“To refer to a personal taste of mine, I’m going to buy hamburgers the rest of my life. When hamburgers go down in price, we sing the ‘Hallelujah Chorus’ in the Buffett household. When hamburgers go up in price, we weep. For most people, it’s the same with everything in life they will be buying
-- except stocks. When stocks go down and you can get more for your money, people don’t like them anymore.”
– Warren Buffett, Fortune magazine: “The Wit and Wisdom of Warren Buffett”
A few weeks ago I spent two days giving multiple speeches alongside my friend Steve Blumenthal of CMG in a very cold New Jersey on the heels of a rather strong blizzard that had left the countryside white and beautiful. I listened to Steve do deep dives on stock market valuations. He started each of his presentations with Warren Buffett’s hamburger story, quoted above, before jumping into multiple charts. After a while, we began to go back and forth during his presentations, as I had my own insights on market valuations, generally in sync with his.

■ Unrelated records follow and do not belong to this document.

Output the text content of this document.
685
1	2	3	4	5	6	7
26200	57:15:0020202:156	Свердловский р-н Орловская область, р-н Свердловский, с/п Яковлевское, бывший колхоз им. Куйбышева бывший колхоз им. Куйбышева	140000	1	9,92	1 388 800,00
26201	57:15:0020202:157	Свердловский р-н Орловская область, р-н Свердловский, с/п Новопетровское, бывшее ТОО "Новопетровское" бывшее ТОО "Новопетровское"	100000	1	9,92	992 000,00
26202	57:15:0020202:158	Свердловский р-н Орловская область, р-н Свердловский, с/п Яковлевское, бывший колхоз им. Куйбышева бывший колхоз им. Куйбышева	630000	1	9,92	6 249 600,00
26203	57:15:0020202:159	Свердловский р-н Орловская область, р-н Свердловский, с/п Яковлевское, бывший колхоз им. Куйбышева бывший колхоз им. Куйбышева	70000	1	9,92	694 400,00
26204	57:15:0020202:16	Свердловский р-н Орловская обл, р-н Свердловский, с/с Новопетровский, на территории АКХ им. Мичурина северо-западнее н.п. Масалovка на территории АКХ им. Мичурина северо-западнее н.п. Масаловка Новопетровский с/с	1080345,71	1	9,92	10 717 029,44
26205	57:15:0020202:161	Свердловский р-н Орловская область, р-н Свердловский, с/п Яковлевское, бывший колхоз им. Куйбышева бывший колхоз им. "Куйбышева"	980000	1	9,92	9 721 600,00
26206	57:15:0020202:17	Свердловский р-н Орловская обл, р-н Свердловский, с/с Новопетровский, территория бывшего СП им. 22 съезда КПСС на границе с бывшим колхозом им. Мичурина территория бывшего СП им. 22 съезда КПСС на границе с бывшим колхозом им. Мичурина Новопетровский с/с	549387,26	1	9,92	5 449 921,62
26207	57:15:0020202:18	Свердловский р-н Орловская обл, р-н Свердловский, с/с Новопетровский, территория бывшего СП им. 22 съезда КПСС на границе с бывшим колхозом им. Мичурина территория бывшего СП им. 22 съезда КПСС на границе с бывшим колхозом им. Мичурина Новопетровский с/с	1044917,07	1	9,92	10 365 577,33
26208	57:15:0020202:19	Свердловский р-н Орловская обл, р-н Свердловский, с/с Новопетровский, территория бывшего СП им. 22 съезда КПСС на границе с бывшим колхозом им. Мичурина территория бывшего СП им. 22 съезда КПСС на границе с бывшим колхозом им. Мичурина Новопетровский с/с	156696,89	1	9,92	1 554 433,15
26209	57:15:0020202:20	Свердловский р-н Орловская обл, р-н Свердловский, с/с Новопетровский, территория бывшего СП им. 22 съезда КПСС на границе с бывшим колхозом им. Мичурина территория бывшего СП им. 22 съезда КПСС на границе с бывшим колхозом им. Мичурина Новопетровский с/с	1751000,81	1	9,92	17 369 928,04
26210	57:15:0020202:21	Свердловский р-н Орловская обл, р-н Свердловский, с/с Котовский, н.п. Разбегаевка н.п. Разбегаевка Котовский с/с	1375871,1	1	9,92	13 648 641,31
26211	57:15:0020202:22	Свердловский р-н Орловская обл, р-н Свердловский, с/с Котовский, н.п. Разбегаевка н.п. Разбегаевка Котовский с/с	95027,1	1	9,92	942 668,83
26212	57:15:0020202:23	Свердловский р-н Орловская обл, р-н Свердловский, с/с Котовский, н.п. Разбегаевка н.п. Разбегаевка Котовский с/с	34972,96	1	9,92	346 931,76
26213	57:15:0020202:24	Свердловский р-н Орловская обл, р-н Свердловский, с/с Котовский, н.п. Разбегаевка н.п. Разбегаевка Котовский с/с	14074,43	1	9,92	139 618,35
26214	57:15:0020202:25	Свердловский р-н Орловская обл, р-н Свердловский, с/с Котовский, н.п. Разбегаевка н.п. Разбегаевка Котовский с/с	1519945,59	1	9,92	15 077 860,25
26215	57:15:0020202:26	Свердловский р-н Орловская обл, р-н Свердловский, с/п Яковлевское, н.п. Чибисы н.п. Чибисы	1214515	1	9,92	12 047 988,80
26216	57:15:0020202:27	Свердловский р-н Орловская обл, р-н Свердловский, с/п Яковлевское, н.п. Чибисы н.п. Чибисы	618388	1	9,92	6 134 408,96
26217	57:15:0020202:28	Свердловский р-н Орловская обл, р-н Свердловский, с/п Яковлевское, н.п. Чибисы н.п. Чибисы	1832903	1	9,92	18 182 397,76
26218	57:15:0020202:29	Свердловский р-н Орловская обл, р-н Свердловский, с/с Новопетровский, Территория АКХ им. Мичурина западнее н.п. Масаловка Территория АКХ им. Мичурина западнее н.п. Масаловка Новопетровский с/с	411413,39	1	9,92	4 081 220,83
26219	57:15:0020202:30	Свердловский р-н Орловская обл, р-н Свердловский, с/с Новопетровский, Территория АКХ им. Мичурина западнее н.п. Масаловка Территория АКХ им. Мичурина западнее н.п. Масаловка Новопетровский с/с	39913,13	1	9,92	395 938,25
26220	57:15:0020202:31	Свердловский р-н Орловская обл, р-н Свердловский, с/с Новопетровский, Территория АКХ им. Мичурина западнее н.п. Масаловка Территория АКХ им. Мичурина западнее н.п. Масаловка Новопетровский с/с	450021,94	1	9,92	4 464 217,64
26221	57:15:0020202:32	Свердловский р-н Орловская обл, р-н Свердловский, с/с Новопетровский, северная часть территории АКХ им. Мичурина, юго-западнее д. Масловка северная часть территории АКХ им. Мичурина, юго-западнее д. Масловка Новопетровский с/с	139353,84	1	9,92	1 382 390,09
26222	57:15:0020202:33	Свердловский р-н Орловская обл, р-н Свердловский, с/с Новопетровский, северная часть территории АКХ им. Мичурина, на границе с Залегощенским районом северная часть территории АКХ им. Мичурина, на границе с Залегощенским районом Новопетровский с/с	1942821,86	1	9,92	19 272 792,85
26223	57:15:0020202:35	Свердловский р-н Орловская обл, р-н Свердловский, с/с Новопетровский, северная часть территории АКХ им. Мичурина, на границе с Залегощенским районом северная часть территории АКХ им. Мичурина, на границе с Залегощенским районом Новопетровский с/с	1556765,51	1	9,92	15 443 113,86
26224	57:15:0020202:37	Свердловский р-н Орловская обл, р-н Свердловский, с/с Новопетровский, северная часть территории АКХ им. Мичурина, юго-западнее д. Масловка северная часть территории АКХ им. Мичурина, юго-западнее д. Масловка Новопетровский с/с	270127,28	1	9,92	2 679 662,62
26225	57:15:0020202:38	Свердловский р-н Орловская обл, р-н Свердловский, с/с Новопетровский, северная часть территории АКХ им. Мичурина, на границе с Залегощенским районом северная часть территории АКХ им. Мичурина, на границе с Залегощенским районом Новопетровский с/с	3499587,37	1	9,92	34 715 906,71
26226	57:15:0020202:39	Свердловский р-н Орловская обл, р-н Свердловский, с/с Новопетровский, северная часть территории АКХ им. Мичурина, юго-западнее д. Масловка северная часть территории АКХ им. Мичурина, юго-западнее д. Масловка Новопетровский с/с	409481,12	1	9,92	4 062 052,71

I asked him if he would be willing to do a joint letter on valuations from time to time (as he puts a great deal of research into the topic), and he agreed. This will be the first of our occasional joint letters (assuming we get a good response), with Steve doing the first draft and then me jumping in with comments and charts from my own sources. I want to thank the Ned Davis Research team for allowing us to use a few of their charts and data. (I should note that Steve will be at my conference, for those attendees who would like to talk with him further on this topic.) So let’s jump right in.
Warren Buffett is famous for talking about his pleasure when both stock prices and hamburgers are cheap. He appears joyous when prices are down and cries when prices are up.
So should we sing or weep? Warren Buffett has a brilliant way of making the complicated simple. Let’s think about valuations like we think about the price of hamburgers and see if we are going to get more or less for our money. We’ll share with you our favorite valuation charts and story them in a way that we hope will help you better understand the markets and your portfolios.
When we speak to advisors and investors, we use Warren’s hamburger analogy. Heads nod. Eyes lock in. People get it. If, on the other hand, we talk about price-to-earnings ratios (P/E), price-to-sales ratios, price-to-book ratios, eyes glaze over. People generally don’t get it unless they are financial professionals or sophisticated investors. I’m sure you understand finance language, but a lot of people don’t. So for now, let’s talk hamburgers.
We didn’t have all of this big data or computing power in Steve’s early days with Merrill Lynch in 1984 or when I started in the investment publishing industry in 1982. But we do today. What you’ll see in the data that follows is that hamburgers are richly priced. We’ll define what that means in terms of probable returns over the coming 7, 10, and 12 years and what it means in terms of relative risks.
Following are a number of our favorite valuation metrics. Let’s take a look at them and see what the research data tell us about probable forward returns (high-priced or low-priced hamburgers):
Median P/E (Price-to-Earnings Ratio)
Think of the P/E like this. Your business has 10,000 shares outstanding, and your current share price is $10. That means your company is worth $100,000 (10,000 x $10). Now, let’s say your company earned $20,000 over the last 12 months. That works out to $2 in earnings for every share of outstanding stock ($20,000 in earnings divided by 10,000 shares). So if your stock price is $10 and your current earnings per share is $2, then your stock price is trading at a P/E of 5 (or simply $10 divided by $2 equals 5). It is simply a metric to see if your “hamburger” is pricey or cheap.